Me gusta la previa. No tanto la de formulario de inscripción al orgasmo seguro. Pim, pum, pam. Me gusta la de quedar en una cita, hora, día, lugar. Y si me decís tus gustos de helado favoritos. Y cuando hablamos de dulce de leche, sin generalidades, plis. Con frutos rojos o con dulce de leche natural, natural only o con bombones. La lengua o los mordiscos; la noche larga o la despedida corta; el hambre con cucharita o las migas del cucurucho en la cocina a medio des/vestir. Prefiero la conjura contra el “nos estamos viendo” o “¿estas en tu casa?” disparado a las 3 de la mañana como un misil del sexo ahora o nunca y si no es ahora es nunca.
El acuerdo es un recuerdo anticipado de esperanza. La formulación del menú como parte del desembarco en el goce. Me gusta pensar en el sexo como en las vacaciones que reman el año hasta llegar el mar y el abrazo puesto como un kayak entre la marea de brazos que acuartelan los estribos en el subte B.
–Carne –me dijiste.
Y que haga un homenaje a Sharon Stone sin cruzarme las piernas. El vestido de la foto en la playa. Sin rouge.
Me gusta perderme con mapa.
Bajarme en Chacarita y esperar en silencio el turno de la carnicería, mientras hablan de si llegan a los jugadores para el fútbol 5 del jueves como si ya supiera, sin decirlo, que mi billete salió cantado en la lotería.
Ir a mi verdulero favorito. Caminar apurada. Quién me quita los pasos agitados, firmes, para adelante, con tal de conseguir el sabor agridulce que combina con la receta de Tita y la adaptación de Cocineros Argentinos que pispeaste un mediodía. Quedate con el que te pele el ananá y lo acomode en rodajas.

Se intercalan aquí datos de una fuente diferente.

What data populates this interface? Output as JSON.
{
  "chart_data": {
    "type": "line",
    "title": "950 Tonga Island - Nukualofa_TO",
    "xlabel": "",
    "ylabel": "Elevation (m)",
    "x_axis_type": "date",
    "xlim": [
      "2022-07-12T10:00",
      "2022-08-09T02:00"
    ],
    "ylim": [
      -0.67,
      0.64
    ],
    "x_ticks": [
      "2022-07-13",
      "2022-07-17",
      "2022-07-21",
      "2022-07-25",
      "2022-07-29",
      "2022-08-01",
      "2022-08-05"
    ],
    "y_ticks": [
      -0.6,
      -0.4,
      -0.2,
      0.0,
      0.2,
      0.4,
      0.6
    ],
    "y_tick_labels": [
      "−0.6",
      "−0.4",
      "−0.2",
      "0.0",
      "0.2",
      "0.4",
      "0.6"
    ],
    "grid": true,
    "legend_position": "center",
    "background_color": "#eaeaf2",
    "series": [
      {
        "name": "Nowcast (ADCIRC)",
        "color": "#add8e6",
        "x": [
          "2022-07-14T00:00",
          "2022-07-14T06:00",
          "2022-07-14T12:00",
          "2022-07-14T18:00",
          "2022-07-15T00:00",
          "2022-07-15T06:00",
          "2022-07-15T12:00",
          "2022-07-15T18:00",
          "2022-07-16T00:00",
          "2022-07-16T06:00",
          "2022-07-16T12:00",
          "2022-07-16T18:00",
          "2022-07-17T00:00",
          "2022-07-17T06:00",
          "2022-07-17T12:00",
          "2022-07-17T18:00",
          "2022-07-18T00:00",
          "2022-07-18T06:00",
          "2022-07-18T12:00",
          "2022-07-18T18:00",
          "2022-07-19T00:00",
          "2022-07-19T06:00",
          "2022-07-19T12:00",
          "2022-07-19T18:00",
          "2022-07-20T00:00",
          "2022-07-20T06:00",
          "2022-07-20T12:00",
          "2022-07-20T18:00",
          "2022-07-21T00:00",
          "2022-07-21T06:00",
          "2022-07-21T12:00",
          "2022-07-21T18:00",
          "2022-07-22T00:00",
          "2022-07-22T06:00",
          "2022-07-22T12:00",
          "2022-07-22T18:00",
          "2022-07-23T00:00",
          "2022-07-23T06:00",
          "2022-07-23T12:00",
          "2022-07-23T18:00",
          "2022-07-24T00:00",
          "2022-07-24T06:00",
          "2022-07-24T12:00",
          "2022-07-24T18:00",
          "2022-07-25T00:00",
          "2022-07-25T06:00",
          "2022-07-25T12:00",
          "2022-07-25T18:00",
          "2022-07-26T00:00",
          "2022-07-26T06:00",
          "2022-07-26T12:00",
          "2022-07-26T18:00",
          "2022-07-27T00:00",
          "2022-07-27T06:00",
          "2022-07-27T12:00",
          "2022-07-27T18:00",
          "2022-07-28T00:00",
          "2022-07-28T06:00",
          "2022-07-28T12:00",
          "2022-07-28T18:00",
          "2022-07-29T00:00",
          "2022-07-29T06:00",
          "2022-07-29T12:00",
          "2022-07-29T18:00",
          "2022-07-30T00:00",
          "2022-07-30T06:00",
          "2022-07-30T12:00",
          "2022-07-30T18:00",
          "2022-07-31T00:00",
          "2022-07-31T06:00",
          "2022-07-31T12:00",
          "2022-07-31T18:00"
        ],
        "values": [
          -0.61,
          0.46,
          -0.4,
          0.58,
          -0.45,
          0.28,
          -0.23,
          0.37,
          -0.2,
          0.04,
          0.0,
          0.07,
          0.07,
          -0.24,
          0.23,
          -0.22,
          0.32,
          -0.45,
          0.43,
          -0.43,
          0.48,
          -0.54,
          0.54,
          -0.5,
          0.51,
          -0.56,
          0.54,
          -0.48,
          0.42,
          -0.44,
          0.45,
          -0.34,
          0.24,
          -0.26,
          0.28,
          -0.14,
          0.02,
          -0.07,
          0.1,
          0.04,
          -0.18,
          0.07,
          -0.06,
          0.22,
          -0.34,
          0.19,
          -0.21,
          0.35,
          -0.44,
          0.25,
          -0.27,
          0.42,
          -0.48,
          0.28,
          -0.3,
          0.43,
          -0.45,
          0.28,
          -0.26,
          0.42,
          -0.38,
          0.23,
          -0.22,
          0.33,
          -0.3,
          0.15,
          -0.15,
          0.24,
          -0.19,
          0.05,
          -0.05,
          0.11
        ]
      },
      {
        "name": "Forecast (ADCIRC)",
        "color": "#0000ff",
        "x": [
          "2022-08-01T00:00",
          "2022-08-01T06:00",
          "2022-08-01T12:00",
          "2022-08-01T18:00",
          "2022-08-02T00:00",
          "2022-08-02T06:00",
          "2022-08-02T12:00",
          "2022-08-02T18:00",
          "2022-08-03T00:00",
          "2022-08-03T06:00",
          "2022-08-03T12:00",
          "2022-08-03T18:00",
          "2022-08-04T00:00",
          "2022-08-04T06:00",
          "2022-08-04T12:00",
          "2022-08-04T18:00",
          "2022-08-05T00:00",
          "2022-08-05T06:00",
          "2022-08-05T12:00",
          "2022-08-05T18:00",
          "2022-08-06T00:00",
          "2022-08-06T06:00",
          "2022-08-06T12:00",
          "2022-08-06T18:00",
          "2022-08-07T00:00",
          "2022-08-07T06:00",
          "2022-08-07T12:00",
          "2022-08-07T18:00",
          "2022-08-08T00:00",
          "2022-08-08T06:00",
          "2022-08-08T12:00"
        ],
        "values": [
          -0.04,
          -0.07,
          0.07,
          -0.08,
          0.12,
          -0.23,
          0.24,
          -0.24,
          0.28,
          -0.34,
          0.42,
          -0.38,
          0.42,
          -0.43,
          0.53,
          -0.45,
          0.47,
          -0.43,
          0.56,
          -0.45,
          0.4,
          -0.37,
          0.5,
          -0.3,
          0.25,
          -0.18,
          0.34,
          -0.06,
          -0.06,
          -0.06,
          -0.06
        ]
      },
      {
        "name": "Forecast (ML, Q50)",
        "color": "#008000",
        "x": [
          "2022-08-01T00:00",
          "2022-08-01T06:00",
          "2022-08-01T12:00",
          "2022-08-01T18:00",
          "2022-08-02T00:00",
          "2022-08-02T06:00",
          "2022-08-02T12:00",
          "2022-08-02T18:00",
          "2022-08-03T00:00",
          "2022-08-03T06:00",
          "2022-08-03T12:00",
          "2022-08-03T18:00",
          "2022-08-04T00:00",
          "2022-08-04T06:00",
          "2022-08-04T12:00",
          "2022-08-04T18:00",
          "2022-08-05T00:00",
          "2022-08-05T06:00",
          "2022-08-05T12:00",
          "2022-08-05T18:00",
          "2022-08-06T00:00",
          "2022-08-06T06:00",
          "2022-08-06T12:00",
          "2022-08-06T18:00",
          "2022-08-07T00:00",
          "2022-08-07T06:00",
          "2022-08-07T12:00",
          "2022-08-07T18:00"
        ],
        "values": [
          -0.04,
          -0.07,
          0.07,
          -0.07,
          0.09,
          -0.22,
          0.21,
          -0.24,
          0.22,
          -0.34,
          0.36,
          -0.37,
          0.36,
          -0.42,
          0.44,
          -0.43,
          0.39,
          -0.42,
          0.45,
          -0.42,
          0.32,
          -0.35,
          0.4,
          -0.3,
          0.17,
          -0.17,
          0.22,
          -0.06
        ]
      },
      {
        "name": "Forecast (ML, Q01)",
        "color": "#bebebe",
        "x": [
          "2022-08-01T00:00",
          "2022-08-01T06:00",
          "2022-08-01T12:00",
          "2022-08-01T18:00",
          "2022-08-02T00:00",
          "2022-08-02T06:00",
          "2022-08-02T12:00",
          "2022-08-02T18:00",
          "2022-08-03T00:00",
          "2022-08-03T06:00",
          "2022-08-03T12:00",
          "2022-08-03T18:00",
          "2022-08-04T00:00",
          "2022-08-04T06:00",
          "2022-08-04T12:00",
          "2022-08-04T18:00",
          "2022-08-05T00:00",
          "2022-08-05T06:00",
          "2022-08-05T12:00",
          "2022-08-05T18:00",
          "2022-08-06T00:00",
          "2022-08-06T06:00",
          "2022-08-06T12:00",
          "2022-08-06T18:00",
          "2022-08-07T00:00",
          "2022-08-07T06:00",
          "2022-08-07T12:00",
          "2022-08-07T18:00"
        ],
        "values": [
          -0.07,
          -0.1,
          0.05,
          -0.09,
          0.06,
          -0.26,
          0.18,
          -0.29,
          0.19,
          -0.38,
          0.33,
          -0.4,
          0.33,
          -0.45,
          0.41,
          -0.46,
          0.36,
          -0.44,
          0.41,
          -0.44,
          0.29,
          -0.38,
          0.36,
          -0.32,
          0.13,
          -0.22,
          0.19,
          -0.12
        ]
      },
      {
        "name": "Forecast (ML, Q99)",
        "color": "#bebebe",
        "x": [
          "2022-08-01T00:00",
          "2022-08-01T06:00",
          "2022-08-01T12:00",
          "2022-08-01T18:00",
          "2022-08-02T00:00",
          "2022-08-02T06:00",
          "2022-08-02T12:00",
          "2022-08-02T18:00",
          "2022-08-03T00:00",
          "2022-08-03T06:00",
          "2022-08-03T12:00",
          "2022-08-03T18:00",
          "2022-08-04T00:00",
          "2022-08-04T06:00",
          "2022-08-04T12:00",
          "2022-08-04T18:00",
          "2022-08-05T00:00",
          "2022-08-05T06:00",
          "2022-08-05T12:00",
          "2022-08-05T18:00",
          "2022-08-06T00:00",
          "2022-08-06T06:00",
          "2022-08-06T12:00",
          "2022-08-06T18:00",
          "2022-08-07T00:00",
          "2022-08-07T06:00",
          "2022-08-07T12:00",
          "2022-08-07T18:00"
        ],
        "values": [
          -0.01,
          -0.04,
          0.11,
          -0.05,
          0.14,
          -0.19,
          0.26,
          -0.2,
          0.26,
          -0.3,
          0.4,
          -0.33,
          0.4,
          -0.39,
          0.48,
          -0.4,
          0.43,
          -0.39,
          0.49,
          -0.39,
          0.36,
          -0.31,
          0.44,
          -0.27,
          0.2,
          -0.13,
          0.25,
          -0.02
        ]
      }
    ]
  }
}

Pelar contra la madera contra reloj. Buscar la chiquitez entre el cuchillo al que le falta filo. Pasar el papel plateado por encima del lomo y por debajo de la mermelada que colas entre los ingredientes como un augurio. Calcular la ducha y el tiempo de cocción en una combinación justa. Sentir el timbre con pálpitos.
El éxito está en que el cuchillo sea innecesario. La ternura de la carne necesita un tiempo previo, el fuego lento, mojarse para esquivar la sequía. La receta es simple: las ganas a veces se redoblan cuando los postres no se largan. Se revuelven con una cuchara de madera. Y se lamen cuando entrar se parece a empezar de nuevo. Y la mesa está servida.